Biden has issued union-friendly executive orders, stocked the National Labor Relations Board with strong worker advocates and pushed for passage of the Protecting the Right to Organize Act, a bill in Congress that would make it easier for workers to form unions. He’s also used the bully pulpit to advocate for collective bargaining, most notably in a February speech dealing with a high-profile union organizing campaign at an Amazon warehouse.
Although he did not explicitly name Amazon at the time, Biden chastised companies for pressuring workers not to unionize. Labor historians described the lengthy address, which followed a sustained lobbying campaign by union officials, as unparalleled for a sitting president.

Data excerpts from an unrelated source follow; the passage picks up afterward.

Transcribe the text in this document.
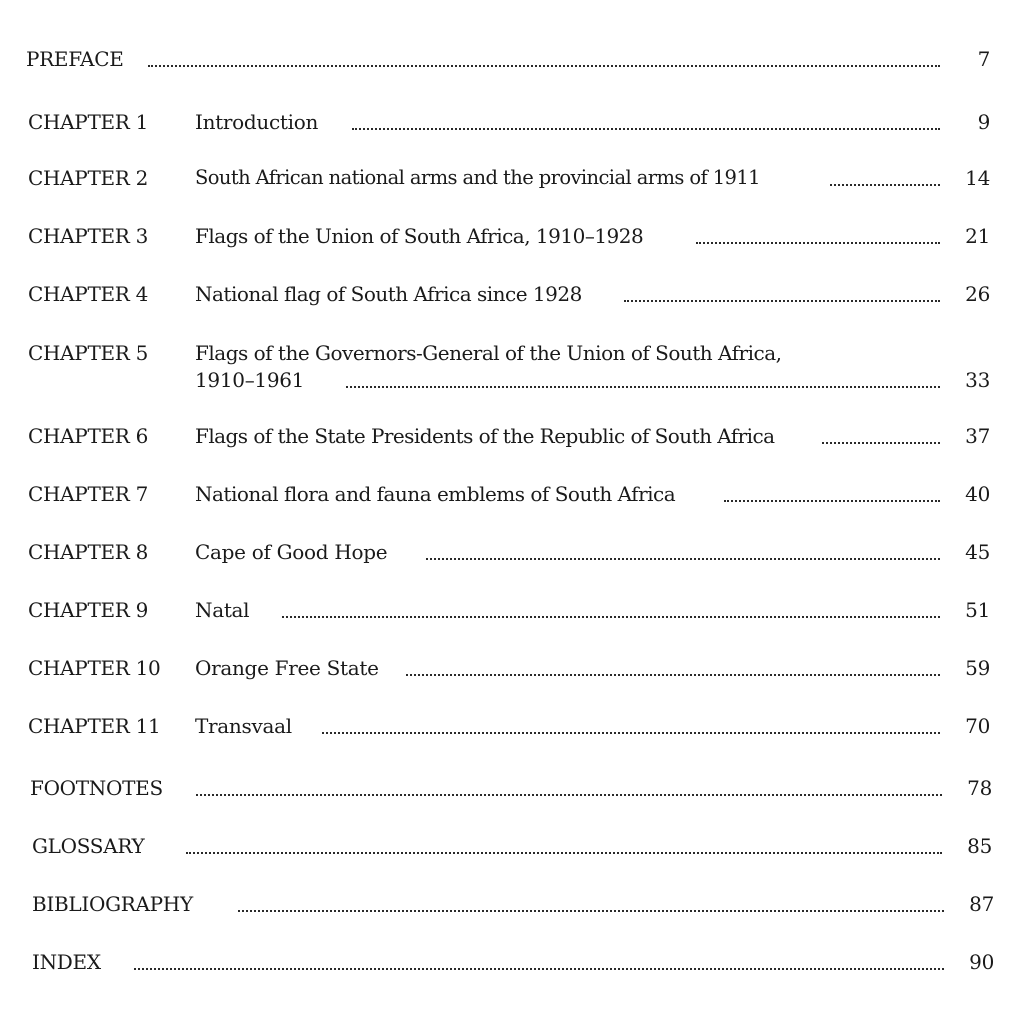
PREFACE	7
CHAPTER 1 Introduction	9
CHAPTER 2 South African national arms and the provincial arms of 1911	14
CHAPTER 3 Flags of the Union of South Africa, 1910–1928	21
CHAPTER 4 National flag of South Africa since 1928	26
CHAPTER 5 Flags of the Governors-General of the Union of South Africa,
1910–1961	33
CHAPTER 6 Flags of the State Presidents of the Republic of South Africa	37
CHAPTER 7 National flora and fauna emblems of South Africa	40
CHAPTER 8 Cape of Good Hope	45
CHAPTER 9 Natal	51
CHAPTER 10 Orange Free State	59
CHAPTER 11 Transvaal	70
FOOTNOTES	78
GLOSSARY	85
BIBLIOGRAPHY	87
INDEX	90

But so far, Biden seems disinclined to publicly wade into any work stoppages.
Nelson Lichtenstein, a labor historian and author of “State of the Union,” said in an email that presidents typically work through diplomatic channels to resolve labor disputes, rather than take public stands.
He noted that Theodore Roosevelt pressured railroad titans to submit to arbitration during the 1902 anthracite coal strike, and that Franklin Delano Roosevelt ordered the seizure of Montgomery Ward’s assets when the company ignored a labor agreement under the National War Labor Board. FDR also delegated his labor secretary, Frances Perkins, to lean on General Motors CEO Alfred Sloan during the 1936-1937 sit-down strike by the UAW.
But Lichtenstein could think of no “clear cut” examples of presidents overtly siding with workers on strike, as some clearly hope Biden will do.
“Usually, presidents work behind the scenes to get intransigent employers to negotiate,” Lichtenstein said.